Record: James G. Dwyer and Shawn F. Peters, Homeschooling: The History and Philosophy of a Controversial Practice (University of Chicago Press, 2019).
It has been several years now since we’ve had a rigorous scholarly book on homeschooling. This new book by Peters and Dwyer is a welcome addition. I will take two posts to review it. This first post will summarize the book’s contents. In a second post I will make some comments of my own.
Summary:
Dwyer, Arther B. Hanson Professor of Law at William and Mary, and Peters, Lecturer in Integrated Liberal Studies at the University of Wisconsin, here join forces to pen a book that is one part historical description and one part normative argument.
The first three chapters, written by Peters, provide the historical description. Chapter one describes the pervasive use of the home to educate children in early North America during the colonial period and even into the 19th century, as well as the gradual eclipse of that tendency as formal schools were established, made free, and eventually made compulsory. Chapter two describes how after World War II many Americans grew increasingly distrustful of government entities, including public schools. Conservative Protestants, who had historically been strong backers of public education, began turning away from the increasingly secular public schools to private religious schools and, eventually, to homeschooling. At the same time, radicals on the philosophical left grew increasingly critical of the regimentation and bureaucracy of public education, advocating for private schools and, eventually, homeschooling. Peters spends significant attention on the legal history here, showing that American courts, from the Supreme Court on down, have always maintained that state governments have the right to regulate such independent educational ventures. Yet most states have chosen, largely due to very effective lobbying by private school and homeschool interests, not to regulate and, indeed, to abandon even what minimal regulations they had in place in earlier decades. Chapter three describes the growth and diversification of homeschooling and covers some of the controversies that have emerged as the movement has matured.
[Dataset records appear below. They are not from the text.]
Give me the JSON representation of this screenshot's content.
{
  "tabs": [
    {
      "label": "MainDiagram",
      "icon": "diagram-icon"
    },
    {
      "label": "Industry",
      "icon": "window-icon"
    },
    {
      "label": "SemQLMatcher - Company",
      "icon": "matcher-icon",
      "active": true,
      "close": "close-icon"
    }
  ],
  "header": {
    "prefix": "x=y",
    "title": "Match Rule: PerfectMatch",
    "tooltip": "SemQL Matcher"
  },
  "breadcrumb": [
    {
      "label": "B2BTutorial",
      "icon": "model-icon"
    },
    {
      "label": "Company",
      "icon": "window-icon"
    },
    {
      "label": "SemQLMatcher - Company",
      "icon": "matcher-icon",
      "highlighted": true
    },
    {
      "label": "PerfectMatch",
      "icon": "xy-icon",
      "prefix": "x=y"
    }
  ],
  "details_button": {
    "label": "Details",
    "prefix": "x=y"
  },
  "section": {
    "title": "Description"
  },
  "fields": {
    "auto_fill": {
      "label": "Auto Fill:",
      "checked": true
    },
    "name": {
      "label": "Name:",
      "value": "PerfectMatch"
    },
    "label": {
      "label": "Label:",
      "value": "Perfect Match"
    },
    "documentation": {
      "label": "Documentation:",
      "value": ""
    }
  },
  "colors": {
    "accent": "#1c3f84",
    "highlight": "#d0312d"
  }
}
A fourth chapter segues into the normative component of the book. Its main goal is to rule out extremist positions on either side as inherently irrational. The authors create a hypothetical liberal homeschooling family whose approach would satisfy even the most dedicated defender of public institutions and point out that many if not most actual public schools fail to live up to liberal ideals, thus silencing critics who would abolish homeschooling outright. On the other hand, anecdotal evidence abounds of “homeschooling” families whose abusive and/or neglectful behavior toward their children could not be countenanced by any rational person. Thus there is no pragmatic basis for believing that homeschooling is by definition better than institutional schooling.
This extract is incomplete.